Maintenant que je suis plus calme, je commence à récolter des indices çà et là.
Plongée dans mes documents je ne vois pas le temps passé, c’est quand Gregory
tape à la porte que je me rends compte qu’il est déjà 18h, je n’ai rien avalé,
je ne me suis même pas douché, je me lève pour ouvrir la porte.
-Bonsoir Gregory
-Bonsoir madame, je pari que tu n’as rien mangé de la
journée
J’acquiesce de la tête et il me tend un plat qui sent
terriblement bon, je le remercie, file à la douche et reviens pour m’attabler.
-Mais il y’a quelque chose que j’ai oublié de te dire
depuis, en même temps on avait pas vraiment le temps de discuter ces derniers jours. Apparemment à ton travail, c’est ton patron qui essaie de te piéger et
certains de tes collègues ont mêmes acceptés de mentir devant les policiers.
Ils t’accusent de fraude fiscale et sont de mèche avec ceux qui veulent tomber ton père
-Ah ça ne m'étonne pas, comment t’as su ceci ?

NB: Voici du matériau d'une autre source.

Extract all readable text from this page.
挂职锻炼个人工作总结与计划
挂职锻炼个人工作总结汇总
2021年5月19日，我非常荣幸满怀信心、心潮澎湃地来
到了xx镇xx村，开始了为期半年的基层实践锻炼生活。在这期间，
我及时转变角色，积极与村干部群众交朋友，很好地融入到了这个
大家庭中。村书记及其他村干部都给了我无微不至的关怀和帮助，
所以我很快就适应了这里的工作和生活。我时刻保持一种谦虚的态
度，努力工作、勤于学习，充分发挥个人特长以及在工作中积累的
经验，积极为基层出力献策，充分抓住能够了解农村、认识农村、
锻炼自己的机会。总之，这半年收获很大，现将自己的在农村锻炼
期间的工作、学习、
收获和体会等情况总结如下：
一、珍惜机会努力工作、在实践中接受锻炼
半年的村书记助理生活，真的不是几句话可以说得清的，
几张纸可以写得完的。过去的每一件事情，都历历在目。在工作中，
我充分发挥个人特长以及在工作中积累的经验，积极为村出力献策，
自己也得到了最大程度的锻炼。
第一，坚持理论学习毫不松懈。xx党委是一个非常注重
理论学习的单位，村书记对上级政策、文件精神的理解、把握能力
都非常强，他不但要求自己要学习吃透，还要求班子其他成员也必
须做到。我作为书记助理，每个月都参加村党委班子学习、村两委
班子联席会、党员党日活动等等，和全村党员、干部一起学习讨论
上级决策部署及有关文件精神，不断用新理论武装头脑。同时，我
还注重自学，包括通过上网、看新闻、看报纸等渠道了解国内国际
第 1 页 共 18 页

-C’est Sylvie la fiancée d’un de mes amis qui a dit que ce
sont les bruits qui circulent dans votre banque, tu n’as pas l’air beaucoup
aimé dans la banque à ce qu’elle disait aussi, les gens mentent à la police
pour t’enfoncer
-Pour dire vrai je sais déjà que je ne suis pas beaucoup
aimé mais je ne savais pas que c’était à ce point. En même temps je suis la
fille d’un des actionnaires, je suis devenue directrice du jour au lendemain,
alors que c’est l’objectif final de pas mal de mes collaborateurs. On m’a
toujours pris de haut car trop jeune pour occuper ce poste d’après tous mais
j’ai bien fait mes preuves, je mène avec excellence la barque et je comprends
que ça puisse énerver
-Mais tu n’as pas d’ami ? Quand on est dans ce genre de
croisade, il est important d’avoir des alliés, aujourd’hui t’aurai au moins eu
des gens pour prendre ta défense là-bas
-Il est trop tard pour les regrets je fais mon travail avec
beaucoup d’attention, je n’ai trouvé personne avec qui j’ai la même vision des
choses. Néanmoins j’ai deux ou trois collègues avec qui je m’entends bien.

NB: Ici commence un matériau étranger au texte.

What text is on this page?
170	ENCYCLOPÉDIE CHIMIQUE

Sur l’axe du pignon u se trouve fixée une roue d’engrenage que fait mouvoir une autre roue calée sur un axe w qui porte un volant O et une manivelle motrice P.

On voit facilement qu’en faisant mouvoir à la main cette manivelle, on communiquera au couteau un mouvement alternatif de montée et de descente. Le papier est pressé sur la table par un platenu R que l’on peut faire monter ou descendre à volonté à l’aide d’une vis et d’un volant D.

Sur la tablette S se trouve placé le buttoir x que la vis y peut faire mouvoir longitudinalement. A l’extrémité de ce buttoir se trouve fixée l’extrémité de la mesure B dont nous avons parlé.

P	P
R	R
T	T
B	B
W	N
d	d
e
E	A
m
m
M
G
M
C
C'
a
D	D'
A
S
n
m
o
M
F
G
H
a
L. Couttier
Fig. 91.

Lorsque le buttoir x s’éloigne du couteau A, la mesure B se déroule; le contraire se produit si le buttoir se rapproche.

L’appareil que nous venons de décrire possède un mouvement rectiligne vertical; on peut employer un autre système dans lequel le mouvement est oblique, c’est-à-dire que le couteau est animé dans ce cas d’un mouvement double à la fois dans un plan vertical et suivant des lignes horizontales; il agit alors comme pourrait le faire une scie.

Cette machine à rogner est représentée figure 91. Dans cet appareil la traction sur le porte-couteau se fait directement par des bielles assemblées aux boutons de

-Tu es trop exigeante, même froide je dirais, je suis
sûre qu’il y’a bien des gens avec qui tu aurais pu être ami sans toutefois
devenir les meilleurs amis du monde. Tu sais quand tu es venu ici avec tante
Fifi je ne voulais absolument pas que tu restes ici parce que j’avais l’image
d’une femme snob et arrogante mais en apprenant à te connaître je me rends
compte que tu es une personne bien, fragile, douce, humaine. Arrête de te
fermer au monde
-Merci pour tes mots mais je ne peux pas revenir en
arrière, je ne suis pas douée pour les relations humaines, ok j’aurais pu aller
vers les autres mais qui est venu vers moi ??
-Je ne voulais pas t’accuser, je voulais souligner que chaque
leader a des alliés mais bref comme tu dis on ne peut pas revenir en arrière.
Peut-être le conseil te sera utile après
Après cette discussion si profonde, je me suis dirigée dans
la chambre pour dormir épuisée par une journée de réflexions profondes.